Comme pour nous alerter par l’exemple, Otto Preminger nous exhibe ainsi bien vite une fausse piste que nous avions pourtant volontiers - et malgré nous - empruntée, en nous révélant que Steven n’est pas le père de Bunny, mais son oncle... Ainsi, très tôt, le cinéaste amène le spectateur à s’interroger sur ce qu’il a vu, et sur ce qu’il a perçu : lorsque se mettent en place les premiers éléments mettant en doute l’existence de Bunny (mais au fait, l’avons-nous vue ?), on se rend compte que l’on avait, sur la seule foi de son apparence douce et fébrile, bien vite accordé notre confiance à Ann Lake... Mais avant même de découvrir ses protagonistes ou son intrigue, le film nous avait mis en garde par le biais de son remarquable générique, signé du mythique Saul Bass (Preminger et Bass collaboreront en une quinzaine d’occasions, toutes plus notables les unes que les autres) et dans lequel une main sans corps déchire les lambeaux d’un fond noir, pour faire apparaître les noms des crédits sur fond blanc : sur cet écran obscur ne nous est montrée qu’une partie de la réalité, celle que la main veut bien nous faire voir. Finalement, quel est le travail d’un metteur en scène de cinéma sinon celui, volontiers démiurgique , qui consiste à ne montrer que ce que l’on consent à montrer ?


              


Pour ce faire, le style visuel d’Otto Preminger se caractérise une nouvelle fois dans Bunny Lake a disparu par la précision au cordeau autant que par la discrétion de ses nombreux mouvements de caméra, intégrés à l’intérieur de plans très longs, et qui participent au découpage extrêmement fluide du film. Les cadrages se succèdent ainsi à l’intérieur de plans mobiles, comme si nous regardions - ou plutôt suivions du regard - l’action qui nous était montrée. Sont ainsi favorisées l’implication physique autant que la mise à distance du spectateur (le film évite consciencieusement la mise en place d’un processus d’identification qui aurait, compte tenu du sujet, été un peu complaisant) dans un film qui, plus que par les péripéties de son intrigue, vaut pour son atmosphère assez fascinante de folie nocturne.
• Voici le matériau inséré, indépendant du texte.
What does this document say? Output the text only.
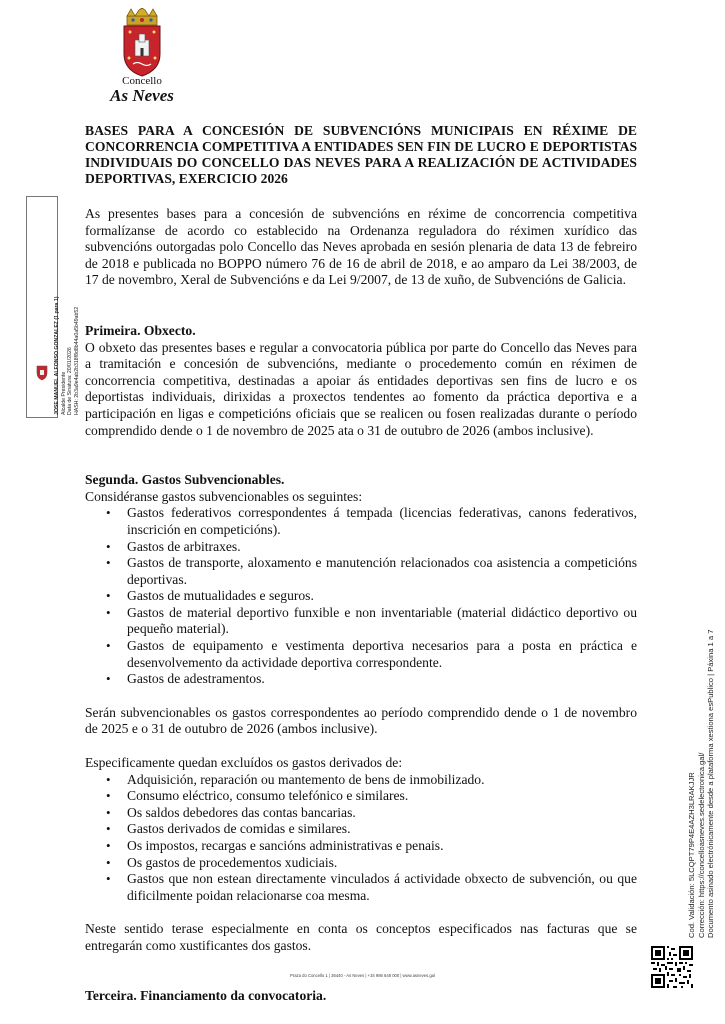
Concello
As Neves
JOSE MANUEL ALFONSO GONZALEZ (1 para 1) Alcalde Presidente Data de Sinatura: 20/01/2026 HASH: 2b3a9e4ab2b318f8d8b44a0a5b49ab52
Cod. Validación: 5LCQPT79P4E4AZH3LRAKJJR Corrección: https://concelloasneves.sedelectronica.gal/ Documento asinado electrónicamente desde a plataforma xestiona esPublico | Páxina 1 a 7

BASES PARA A CONCESIÓN DE SUBVENCIÓNS MUNICIPAIS EN RÉXIME DE CONCORRENCIA COMPETITIVA A ENTIDADES SEN FIN DE LUCRO E DEPORTISTAS INDIVIDUAIS DO CONCELLO DAS NEVES PARA A REALIZACIÓN DE ACTIVIDADES DEPORTIVAS, EXERCICIO 2026

As presentes bases para a concesión de subvencións en réxime de concorrencia competitiva formalízanse de acordo co establecido na Ordenanza reguladora do réximen xurídico das subvencións outorgadas polo Concello das Neves aprobada en sesión plenaria de data 13 de febreiro de 2018 e publicada no BOPPO número 76 de 16 de abril de 2018, e ao amparo da Lei 38/2003, de 17 de novembro, Xeral de Subvencións e da Lei 9/2007, de 13 de xuño, de Subvencións de Galicia.

Primeira. Obxecto.

O obxeto das presentes bases e regular a convocatoria pública por parte do Concello das Neves para a tramitación e concesión de subvencións, mediante o procedemento común en réximen de concorrencia competitiva, destinadas a apoiar ás entidades deportivas sen fins de lucro e os deportistas individuais, dirixidas a proxectos tendentes ao fomento da práctica deportiva e a participación en ligas e competicións oficiais que se realicen ou fosen realizadas durante o período comprendido dende o 1 de novembro de 2025 ata o 31 de outubro de 2026 (ambos inclusive).

Segunda. Gastos Subvencionables.

Considéranse gastos subvencionables os seguintes:

• Gastos federativos correspondentes á tempada (licencias federativas, canons federativos, inscrición en competicións).
• Gastos de arbitraxes.
• Gastos de transporte, aloxamento e manutención relacionados coa asistencia a competicións deportivas.
• Gastos de mutualidades e seguros.
• Gastos de material deportivo funxible e non inventariable (material didáctico deportivo ou pequeño material).
• Gastos de equipamento e vestimenta deportiva necesarios para a posta en práctica e desenvolvemento da actividade deportiva correspondente.
• Gastos de adestramentos.

Serán subvencionables os gastos correspondentes ao período comprendido dende o 1 de novembro de 2025 e o 31 de outubro de 2026 (ambos inclusive).

Especificamente quedan excluídos os gastos derivados de:

• Adquisición, reparación ou mantemento de bens de inmobilizado.
• Consumo eléctrico, consumo telefónico e similares.
• Os saldos debedores das contas bancarias.
• Gastos derivados de comidas e similares.
• Os impostos, recargas e sancións administrativas e penais.
• Os gastos de procedementos xudiciais.
• Gastos que non estean directamente vinculados á actividade obxecto de subvención, ou que dificilmente poidan relacionarse coa mesma.

Neste sentido terase especialmente en conta os conceptos especificados nas facturas que se entregarán como xustificantes dos gastos.

Terceira. Financiamento da convocatoria.

Praza do Concello 1 | 36440 - As Neves | +34 986 648 000 | www.asneves.gal
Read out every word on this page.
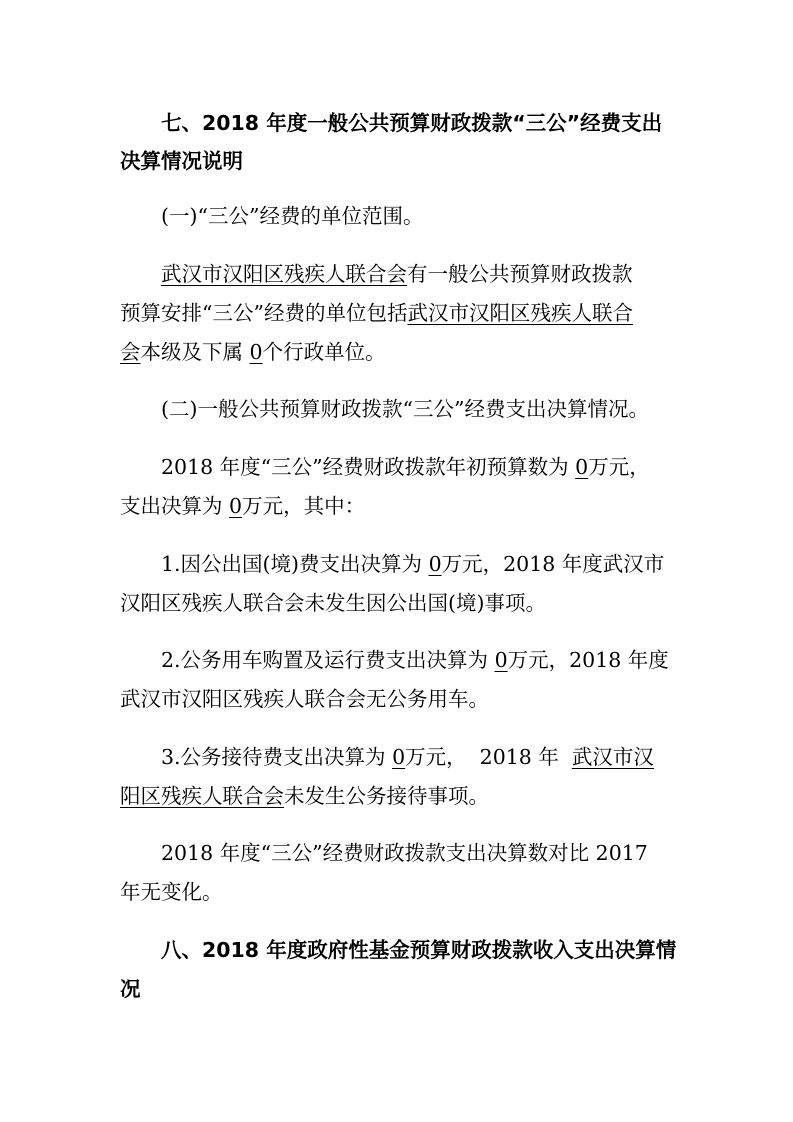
七、2018 年度一般公共预算财政拨款“三公”经费支出
决算情况说明
(一)“三公”经费的单位范围。
武汉市汉阳区残疾人联合会有一般公共预算财政拨款
预算安排“三公”经费的单位包括武汉市汉阳区残疾人联合
会本级及下属 0个行政单位。
(二)一般公共预算财政拨款“三公”经费支出决算情况。
2018 年度“三公”经费财政拨款年初预算数为 0万元，
支出决算为 0万元，其中：
1.因公出国(境)费支出决算为 0万元，2018 年度武汉市
汉阳区残疾人联合会未发生因公出国(境)事项。
2.公务用车购置及运行费支出决算为 0万元，2018 年度
武汉市汉阳区残疾人联合会无公务用车。
3.公务接待费支出决算为 0万元，  2018 年  武汉市汉
阳区残疾人联合会未发生公务接待事项。
2018 年度“三公”经费财政拨款支出决算数对比 2017
年无变化。
八、2018 年度政府性基金预算财政拨款收入支出决算情
况
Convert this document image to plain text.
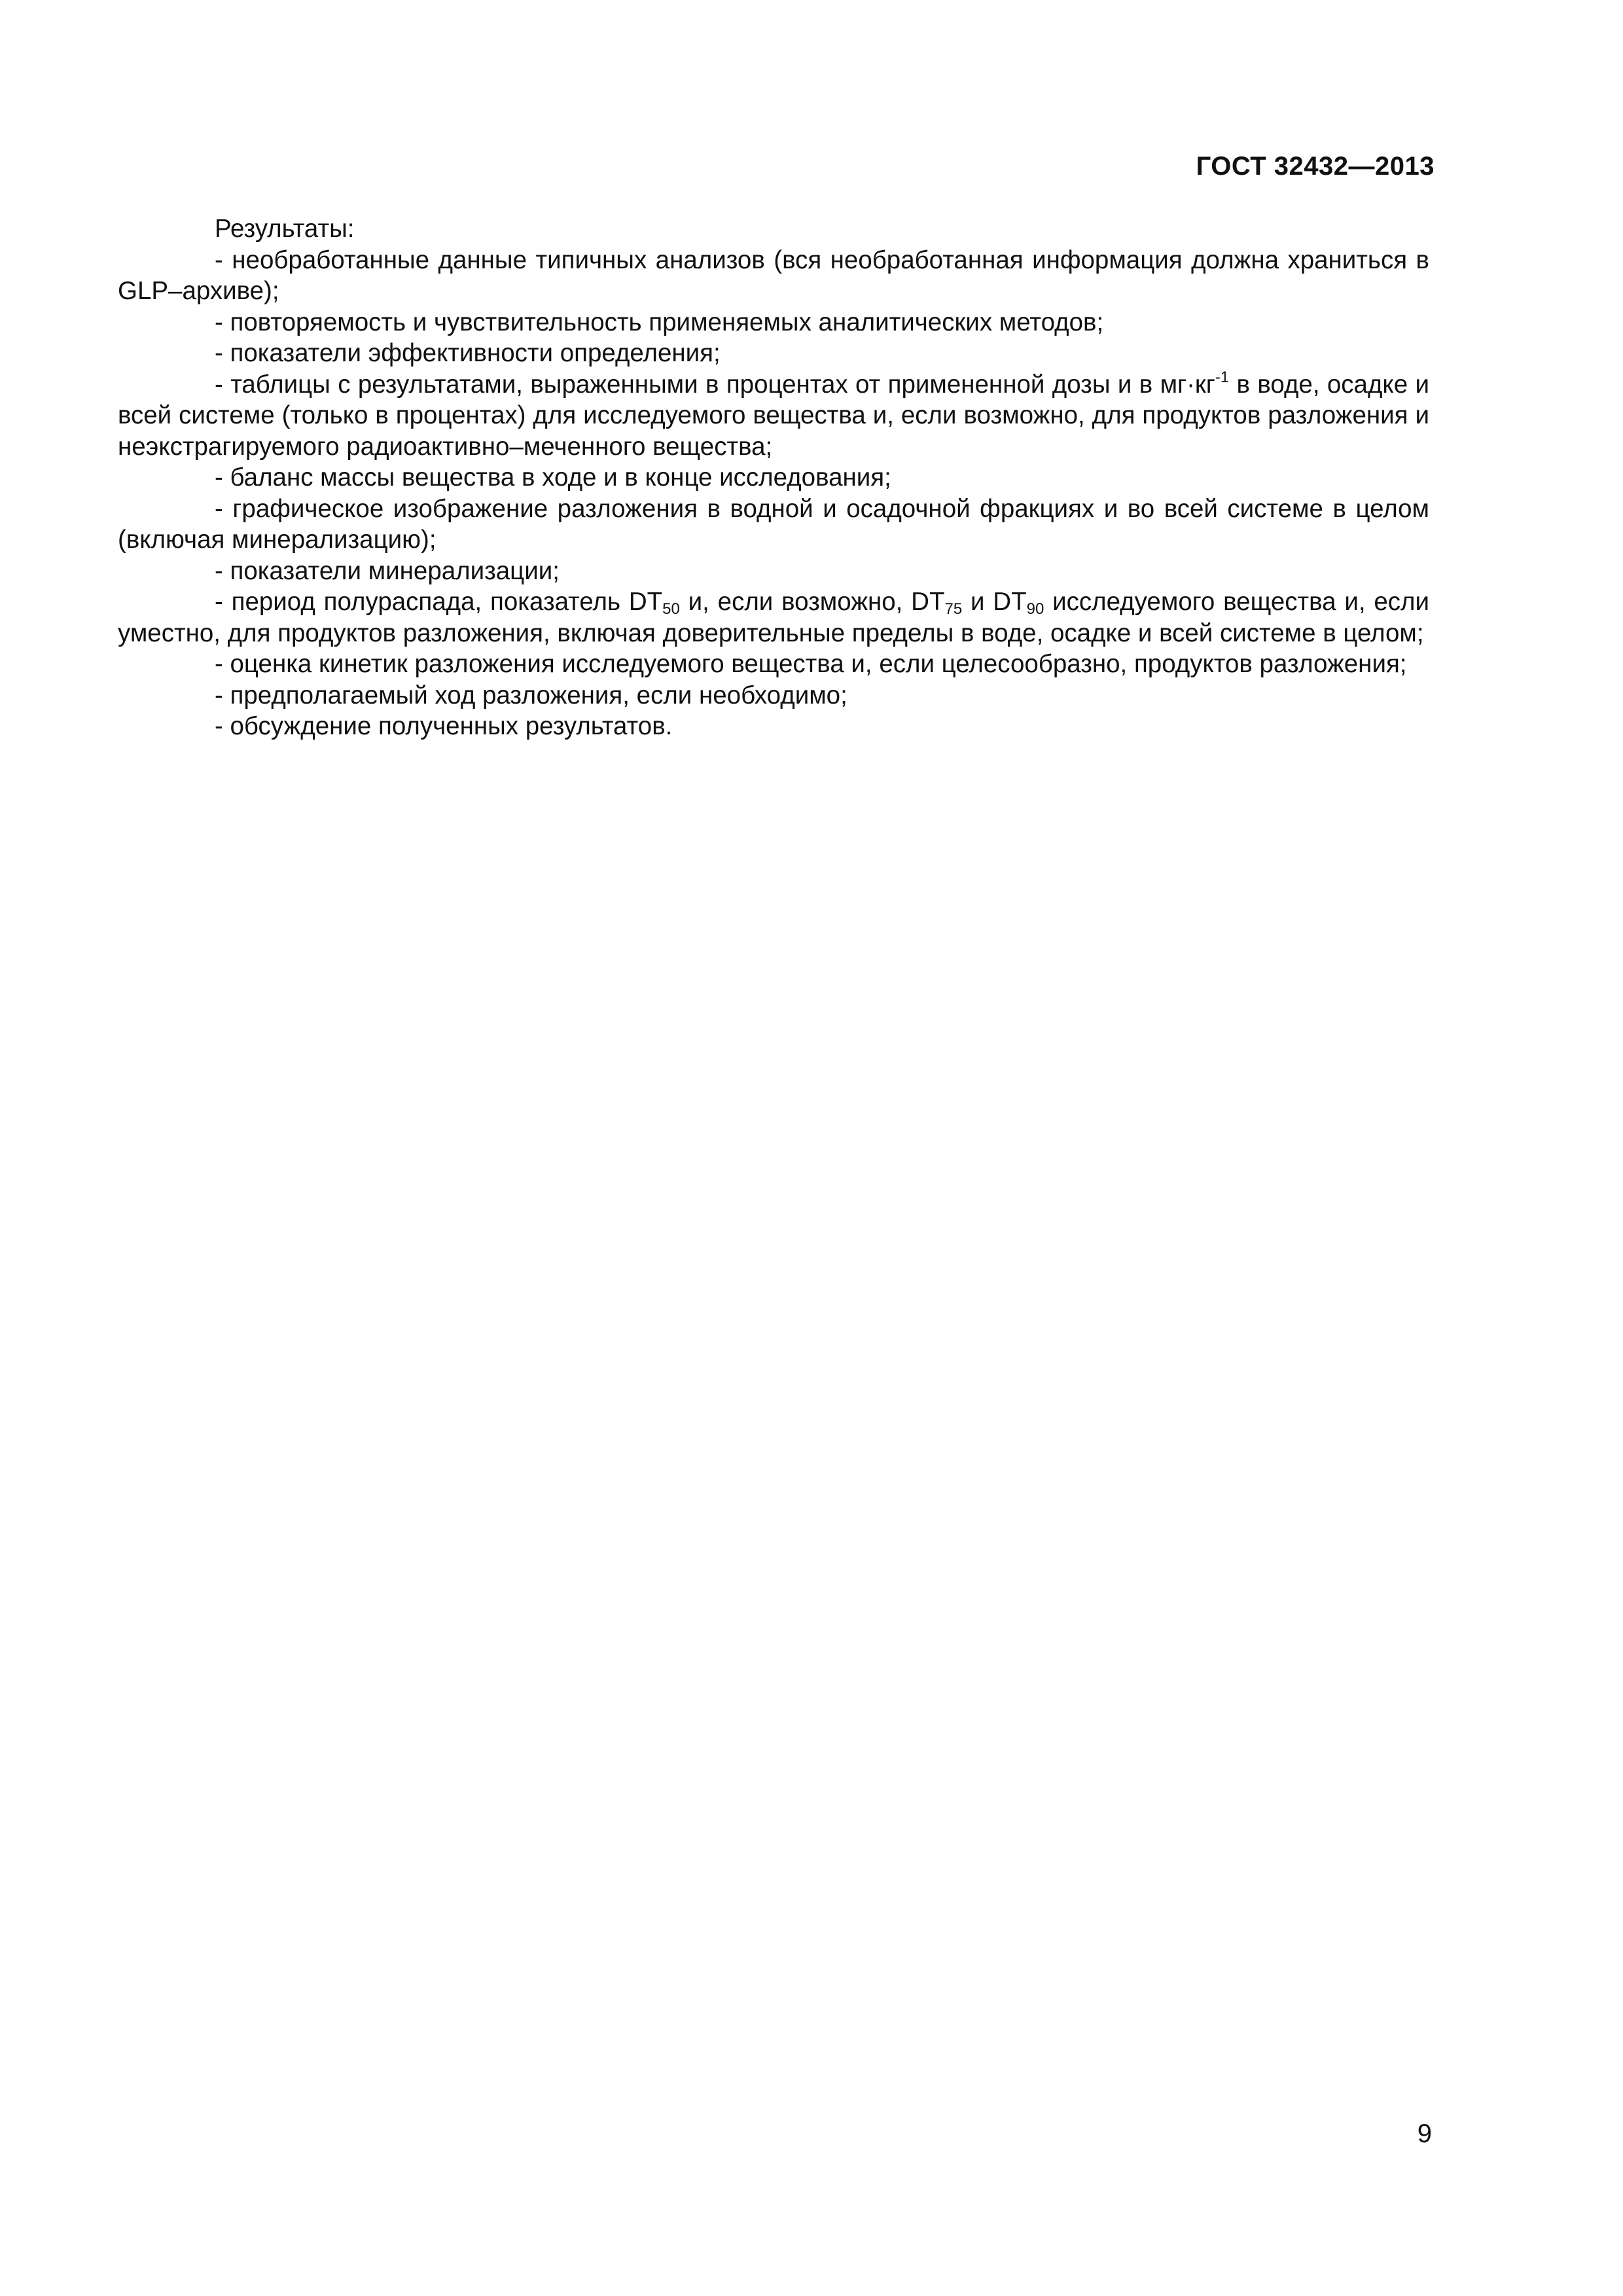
ГОСТ 32432—2013

Результаты:

- необработанные данные типичных анализов (вся необработанная информация должна храниться в GLP–архиве);

- повторяемость и чувствительность применяемых аналитических методов;

- показатели эффективности определения;

- таблицы с результатами, выраженными в процентах от примененной дозы и в $мг\cdot кг^{-1}$ в воде, осадке и всей системе (только в процентах) для исследуемого вещества и, если возможно, для продуктов разложения и неэкстрагируемого радиоактивно–меченного вещества;

- баланс массы вещества в ходе и в конце исследования;

- графическое изображение разложения в водной и осадочной фракциях и во всей системе в целом (включая минерализацию);

- показатели минерализации;

- период полураспада, показатель $DT_{50}$ и, если возможно, $DT_{75}$ и $DT_{90}$ исследуемого вещества и, если уместно, для продуктов разложения, включая доверительные пределы в воде, осадке и всей системе в целом;

- оценка кинетик разложения исследуемого вещества и, если целесообразно, продуктов разложения;

- предполагаемый ход разложения, если необходимо;

- обсуждение полученных результатов.

9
En effet, plongé pendant toute sa deuxième heure dans l’obscurité d’une nuit d’angoisse, et habité de figures périphériques spectrales, insolites ou inquiétantes (l’institutrice retraitée qui collecte les cauchemars d’enfants ; le propriétaire, poète lubrique incarné par Noël Coward ; le réparateur de poupées...), Bunny Lake a disparu devient progressivement un film aux allures d’insomnie, une sorte de rêve éveillé, une dérive poétique aux confins de la déraison. Les adultes ne sont finalement que des enfants masqués, et sous leurs lits se tapissent encore les formes obscures et monstrueuses de leurs névroses.